Katty memandang Sev dan melihat kesungguhan di wajah lelaki itu, entah kenapa tiba-tiba wajahnya memanas dan itu sama sekali tak ada hubungannya dengan panggangan. Sev tertawa melihat pipi Katty yang memerah. Dengan perlahan dia bangkit dan mendekati gadis itu. Tangannya menjangkau mematikan kompor yang masih menyala sebelum akhirnya melingkarkannya di tubuh gadis itu. “Aku suka melihatmu tersipu,” bisiknya di telinga Katty.

“Aku mau mandi dulu. Aku bau,” Katty berusaha melepaskan diri.

“Siapa bilang? Baumu enak.”

Katty membelalak. “Indra penciumanmu sudah rusak,” katanya sengit.

“Sungguh, baumu enak. Kombinasi antara bawang bombay dan ikat tuna,” kata Sev kalem yang disambut cubitan Katty di lengannya.

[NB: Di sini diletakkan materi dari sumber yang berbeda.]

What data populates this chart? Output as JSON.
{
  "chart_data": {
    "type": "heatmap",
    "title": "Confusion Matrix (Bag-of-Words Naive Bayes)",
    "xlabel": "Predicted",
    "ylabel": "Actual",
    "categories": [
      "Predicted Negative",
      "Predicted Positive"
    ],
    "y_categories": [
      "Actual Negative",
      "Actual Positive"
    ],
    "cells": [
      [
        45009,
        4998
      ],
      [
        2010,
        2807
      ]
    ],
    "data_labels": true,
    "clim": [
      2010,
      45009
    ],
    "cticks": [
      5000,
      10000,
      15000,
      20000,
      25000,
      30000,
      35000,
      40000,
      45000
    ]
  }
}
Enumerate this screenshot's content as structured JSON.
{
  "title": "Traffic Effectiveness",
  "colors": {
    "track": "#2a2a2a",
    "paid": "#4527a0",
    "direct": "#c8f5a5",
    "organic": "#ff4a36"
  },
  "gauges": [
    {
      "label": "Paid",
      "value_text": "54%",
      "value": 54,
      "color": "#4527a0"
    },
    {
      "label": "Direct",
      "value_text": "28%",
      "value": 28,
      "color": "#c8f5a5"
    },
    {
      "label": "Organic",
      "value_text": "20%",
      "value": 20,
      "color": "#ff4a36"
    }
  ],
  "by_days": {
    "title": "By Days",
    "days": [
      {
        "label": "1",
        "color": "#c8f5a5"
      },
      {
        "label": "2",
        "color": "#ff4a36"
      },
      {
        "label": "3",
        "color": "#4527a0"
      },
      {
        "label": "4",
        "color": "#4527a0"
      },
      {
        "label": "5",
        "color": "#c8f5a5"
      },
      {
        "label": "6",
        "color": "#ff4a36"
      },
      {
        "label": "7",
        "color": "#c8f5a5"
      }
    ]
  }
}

“Kau tidak akan dapat makan malam kalau kau bilang bauku seperti bawang bombay!” ancamnya yang disambut gelak tawa Sev.

“Temani aku makan, oke? Kau berutang itu padaku. Kau sudah begitu baik hati kepada temanmu, itu membuatku iri sekali,” rayunya.

Dan bukan Sev namanya kalau tidak bisa mendapatkan apa yang dimaunya. Sebentar kemudian keduanya sudah asyik duduk berhadapan di meja dapur. Sev memakan hasil masakan Katty denga lahap sementara Katty menyesap anggur lezat yang disimpan di lemari persediaan Sev sambil menikmati sandwich. Mereka berbincang akrab seperti biasanya. Bertengkar, kemudian tertawa dan berbaikan lagi. Setelah makan keduanya menikmati sepoci kopi panas sambil bergelung di sofa menikmati film yang diambil dari koleksi Sev. Katty menyandar di dada Sev sementara lelaki itu membelai rambutnya.

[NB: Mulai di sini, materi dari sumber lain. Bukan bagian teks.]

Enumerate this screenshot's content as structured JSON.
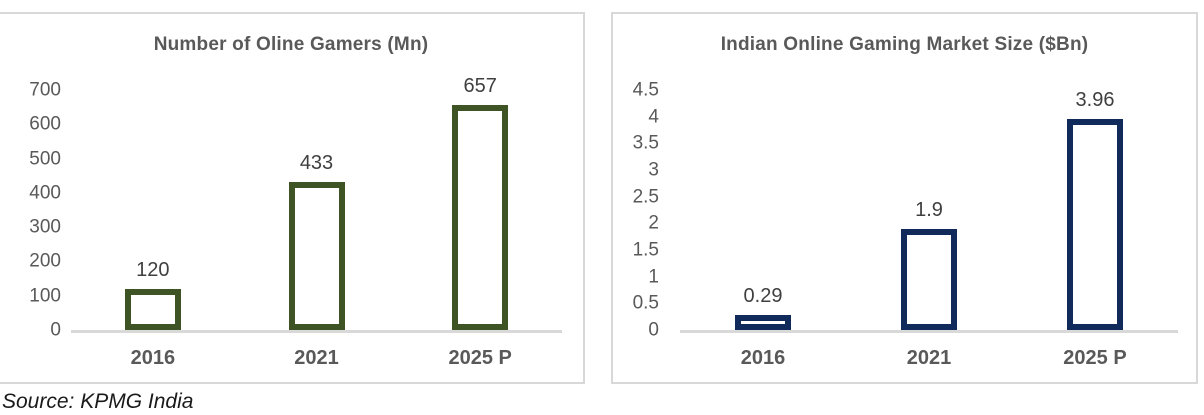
{
  "source_note": "Source: KPMG India",
  "styles": {
    "panel_border": "#D8D8D8",
    "axis_line": "#D9D9D9",
    "text_gray": "#595959",
    "data_label_color": "#3F3F3F",
    "source_color": "#1A1A1A"
  },
  "chart_data": [
    {
      "type": "bar",
      "title": "Number of Oline Gamers (Mn)",
      "categories": [
        "2016",
        "2021",
        "2025 P"
      ],
      "values": [
        120,
        433,
        657
      ],
      "data_labels": [
        "120",
        "433",
        "657"
      ],
      "y_tick_labels": [
        "0",
        "100",
        "200",
        "300",
        "400",
        "500",
        "600",
        "700"
      ],
      "y_max": 700,
      "ylim": [
        0,
        700
      ],
      "xlabel": "",
      "ylabel": "",
      "grid": false,
      "legend": false,
      "bar_border": "#3F5425",
      "bar_fill": "#FFFFFF"
    },
    {
      "type": "bar",
      "title": "Indian Online Gaming Market Size ($Bn)",
      "categories": [
        "2016",
        "2021",
        "2025 P"
      ],
      "values": [
        0.29,
        1.9,
        3.96
      ],
      "data_labels": [
        "0.29",
        "1.9",
        "3.96"
      ],
      "y_tick_labels": [
        "0",
        "0.5",
        "1",
        "1.5",
        "2",
        "2.5",
        "3",
        "3.5",
        "4",
        "4.5"
      ],
      "y_max": 4.5,
      "ylim": [
        0,
        4.5
      ],
      "xlabel": "",
      "ylabel": "",
      "grid": false,
      "legend": false,
      "bar_border": "#0F2A5B",
      "bar_fill": "#FFFFFF"
    }
  ]
}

“Tidur di kamarku malam ini?” tanya Sev lembut di telinga Katty.

“Ehm... lebih baik tidak,” tolak Katty halus. “Aku perlu waktu untuk membiasakan diri dengan semua ini, Sev. Beri aku waktu.”

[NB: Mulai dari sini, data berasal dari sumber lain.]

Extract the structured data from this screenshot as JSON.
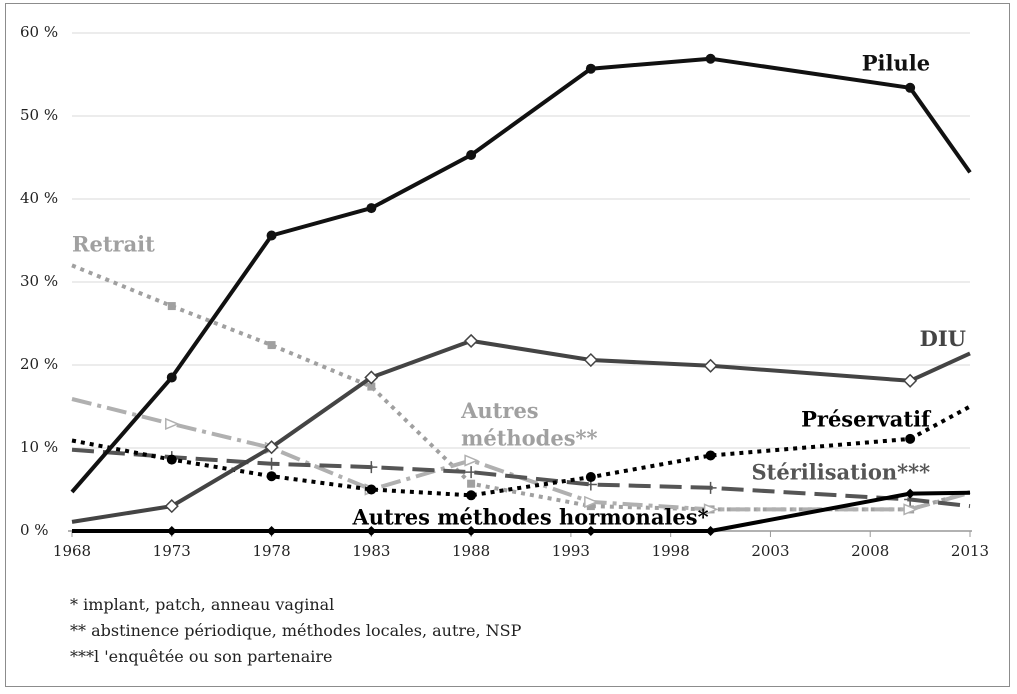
{
  "chart_data": {
    "type": "line",
    "x": [
      1968,
      1973,
      1978,
      1983,
      1988,
      1993,
      1998,
      2003,
      2008,
      2013
    ],
    "y_ticks": [
      "0 %",
      "10 %",
      "20 %",
      "30 %",
      "40 %",
      "50 %",
      "60 %"
    ],
    "ylim": [
      0,
      60
    ],
    "xlim": [
      1968,
      2013
    ],
    "grid": true,
    "legend": "inline labels",
    "series": [
      {
        "name": "Pilule",
        "color": "#111111",
        "dash": "solid",
        "marker": "circle-filled",
        "points": [
          [
            1968,
            4.7
          ],
          [
            1973,
            18.5
          ],
          [
            1978,
            35.6
          ],
          [
            1983,
            38.9
          ],
          [
            1988,
            45.3
          ],
          [
            1994,
            55.7
          ],
          [
            2000,
            56.9
          ],
          [
            2010,
            53.4
          ],
          [
            2013,
            43.2
          ]
        ]
      },
      {
        "name": "DIU",
        "color": "#444444",
        "dash": "solid",
        "marker": "diamond-open",
        "points": [
          [
            1968,
            1.1
          ],
          [
            1973,
            3.0
          ],
          [
            1978,
            10.1
          ],
          [
            1983,
            18.5
          ],
          [
            1988,
            22.9
          ],
          [
            1994,
            20.6
          ],
          [
            2000,
            19.9
          ],
          [
            2010,
            18.1
          ],
          [
            2013,
            21.4
          ]
        ]
      },
      {
        "name": "Retrait",
        "color": "#a0a0a0",
        "dash": "dotted",
        "marker": "square-filled",
        "points": [
          [
            1968,
            32.0
          ],
          [
            1973,
            27.1
          ],
          [
            1978,
            22.4
          ],
          [
            1983,
            17.4
          ],
          [
            1988,
            5.7
          ],
          [
            1994,
            3.0
          ],
          [
            2000,
            2.6
          ],
          [
            2010,
            2.6
          ],
          [
            2013,
            4.7
          ]
        ]
      },
      {
        "name": "Préservatif",
        "color": "#000000",
        "dash": "dotted",
        "marker": "circle-filled",
        "points": [
          [
            1968,
            10.9
          ],
          [
            1973,
            8.6
          ],
          [
            1978,
            6.6
          ],
          [
            1983,
            5.0
          ],
          [
            1988,
            4.3
          ],
          [
            1994,
            6.5
          ],
          [
            2000,
            9.1
          ],
          [
            2010,
            11.1
          ],
          [
            2013,
            15.0
          ]
        ]
      },
      {
        "name": "Stérilisation***",
        "color": "#555555",
        "dash": "long-dash",
        "marker": "plus",
        "points": [
          [
            1968,
            9.8
          ],
          [
            1973,
            8.9
          ],
          [
            1978,
            8.1
          ],
          [
            1983,
            7.7
          ],
          [
            1988,
            7.1
          ],
          [
            1994,
            5.6
          ],
          [
            2000,
            5.2
          ],
          [
            2010,
            3.8
          ],
          [
            2013,
            3.0
          ]
        ]
      },
      {
        "name": "Autres méthodes**",
        "color": "#b0b0b0",
        "dash": "dash-dot",
        "marker": "triangle-open",
        "points": [
          [
            1968,
            15.9
          ],
          [
            1973,
            12.9
          ],
          [
            1978,
            10.0
          ],
          [
            1983,
            5.0
          ],
          [
            1988,
            8.5
          ],
          [
            1994,
            3.5
          ],
          [
            2000,
            2.6
          ],
          [
            2010,
            2.6
          ],
          [
            2013,
            4.6
          ]
        ]
      },
      {
        "name": "Autres méthodes hormonales*",
        "color": "#000000",
        "dash": "solid",
        "marker": "diamond-filled",
        "points": [
          [
            1968,
            0
          ],
          [
            1973,
            0
          ],
          [
            1978,
            0
          ],
          [
            1983,
            0
          ],
          [
            1988,
            0
          ],
          [
            1994,
            0
          ],
          [
            2000,
            0
          ],
          [
            2010,
            4.5
          ],
          [
            2013,
            4.6
          ]
        ]
      }
    ],
    "labels": [
      {
        "text": "Pilule",
        "x": 2011,
        "y": 55.5,
        "color": "#111111",
        "anchor": "end"
      },
      {
        "text": "Retrait",
        "x": 1968,
        "y": 33.7,
        "color": "#a0a0a0",
        "anchor": "start"
      },
      {
        "text": "DIU",
        "x": 2012.8,
        "y": 22.3,
        "color": "#444444",
        "anchor": "end"
      },
      {
        "text": "Préservatif",
        "x": 2011,
        "y": 12.6,
        "color": "#000000",
        "anchor": "end"
      },
      {
        "text": "Stérilisation***",
        "x": 2011,
        "y": 6.2,
        "color": "#555555",
        "anchor": "end"
      },
      {
        "text": "Autres",
        "x": 1987.5,
        "y": 13.6,
        "color": "#a0a0a0",
        "anchor": "start"
      },
      {
        "text": "méthodes**",
        "x": 1987.5,
        "y": 10.3,
        "color": "#a0a0a0",
        "anchor": "start"
      },
      {
        "text": "Autres méthodes hormonales*",
        "x": 1999.9,
        "y": 0.8,
        "color": "#000000",
        "anchor": "end"
      }
    ]
  },
  "notes": [
    "* implant, patch, anneau vaginal",
    "** abstinence périodique, méthodes locales, autre, NSP",
    "***l 'enquêtée ou son partenaire"
  ]
}
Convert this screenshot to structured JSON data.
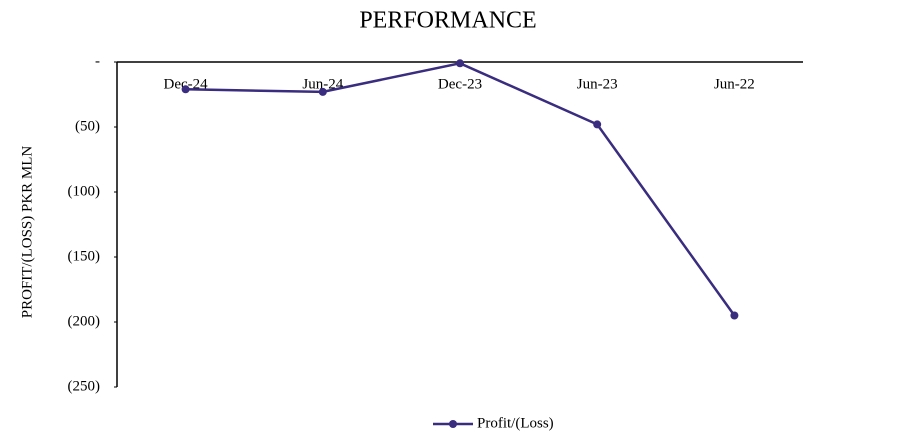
{
  "chart_data": {
    "type": "line",
    "title": "PERFORMANCE",
    "y_label": "PROFIT/(LOSS) PKR MLN",
    "categories": [
      "Dec-24",
      "Jun-24",
      "Dec-23",
      "Jun-23",
      "Jun-22"
    ],
    "series": [
      {
        "name": "Profit/(Loss)",
        "color": "#3a2c7f",
        "values": [
          -21,
          -23,
          -1,
          -48,
          -195
        ]
      }
    ],
    "ylim": [
      -250,
      0
    ],
    "yticks": [
      {
        "value": 0,
        "label": "-"
      },
      {
        "value": -50,
        "label": "(50)"
      },
      {
        "value": -100,
        "label": "(100)"
      },
      {
        "value": -150,
        "label": "(150)"
      },
      {
        "value": -200,
        "label": "(200)"
      },
      {
        "value": -250,
        "label": "(250)"
      }
    ],
    "grid": false,
    "legend": "bottom"
  }
}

Sev menatap wajah Katty. “Aku telah menunggumu cukup lama. Aku sampai lupa sejak kapan aku menunggumu, Katty. Namun kupikir sedikit waktu lagi tak apa-apa.”

Katty membalas menatap wajah Sev, wajah yang begitu dikenalnya dan telah mengisi hari-harinya sejak dia bisa mengingat. “Kenapa kau memilihku, Sev?”

“Karena kau istimewa. Sejak dulu kau selalu istimewa, Katty,” katanya lembut, dan selembut itu pula dia mencium bibir Katty.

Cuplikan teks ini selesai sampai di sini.